Outgoing personality with strong ability to communicate effectively with peers in clear, concise terms
Ability to work as part of a team
Strong problem-solving and critical thinking skills
Excellent organizational and time management skills
Strong attention to detail
GMP and Good Documentation Practice
Intermediate skills with WORD (authoring/editing large technical documents with styles, tables, TOCs, track changes)
Basic skills with EXCEL and PowerPoint
Strong interpersonal skills and clear communication capabilities
Experience with and tolerance for high levels of challenge and change
Experience in GMP regulated environment
Proven attention to detail and organization in project work
Capable of working on assigned tasks without mentorship
Benefits
Why Choose Verista?
High growth potential and fast-paced organization with a people-focused culture
Competitive pay plus performance-based incentive programs
Company-paid Life, Short-Term, and Long-Term Disability Insurance.
Medical, Dental & Vision insurances
FSA, DCARE, Commuter Benefits
Supplemental Life, Hospital, Critical Illness and Legal Insurance
Health Savings Account
401(k) Retirement Plan (Employer Matching benefit)
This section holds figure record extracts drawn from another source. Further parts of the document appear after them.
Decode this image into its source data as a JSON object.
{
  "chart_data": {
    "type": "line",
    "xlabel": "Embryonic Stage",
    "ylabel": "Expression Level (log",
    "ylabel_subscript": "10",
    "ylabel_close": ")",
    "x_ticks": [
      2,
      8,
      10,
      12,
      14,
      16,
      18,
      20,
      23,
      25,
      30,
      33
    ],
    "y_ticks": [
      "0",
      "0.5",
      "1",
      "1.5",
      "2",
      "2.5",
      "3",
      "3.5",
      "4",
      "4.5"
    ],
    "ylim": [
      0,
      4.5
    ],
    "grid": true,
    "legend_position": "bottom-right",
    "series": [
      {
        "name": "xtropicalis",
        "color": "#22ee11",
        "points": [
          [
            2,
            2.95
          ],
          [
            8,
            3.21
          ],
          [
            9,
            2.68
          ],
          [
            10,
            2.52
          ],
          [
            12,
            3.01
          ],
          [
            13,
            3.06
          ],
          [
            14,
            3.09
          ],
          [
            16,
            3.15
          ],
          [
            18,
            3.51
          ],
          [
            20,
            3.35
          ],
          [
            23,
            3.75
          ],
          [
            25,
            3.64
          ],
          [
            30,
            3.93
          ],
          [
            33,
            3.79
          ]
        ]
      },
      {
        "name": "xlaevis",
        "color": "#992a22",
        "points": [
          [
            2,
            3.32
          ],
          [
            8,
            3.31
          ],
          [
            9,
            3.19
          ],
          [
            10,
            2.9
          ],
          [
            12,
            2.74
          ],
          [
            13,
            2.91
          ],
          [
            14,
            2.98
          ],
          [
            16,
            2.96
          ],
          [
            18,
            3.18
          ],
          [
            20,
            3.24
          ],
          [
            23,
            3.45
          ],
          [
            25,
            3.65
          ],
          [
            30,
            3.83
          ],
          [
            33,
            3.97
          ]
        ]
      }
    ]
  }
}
Paid Time Off (Rollover Option) and Holidays
As Needed Sick Time
Tuition Reimbursement
Team Social Activities (We have fun!)
Employee Recognition
Employee Referral Program
Paid Parental Leave and Bereavement
For more information about our company, please visit us at Verista.com (https://apply.workable.com/verista/)
For US geography, the salary range for this position is shown below. The actual salary is dependent upon a variety of job-related factors such as professional background, training, work experience, location, business needs, market demand, and competitive market practice. Therefore, in some circumstances, the actual salary could fall outside of this expected range. This salary range is subject to change and may be modified in the future.
$85,000 - $129,826
*Verista is an equal opportunity employer.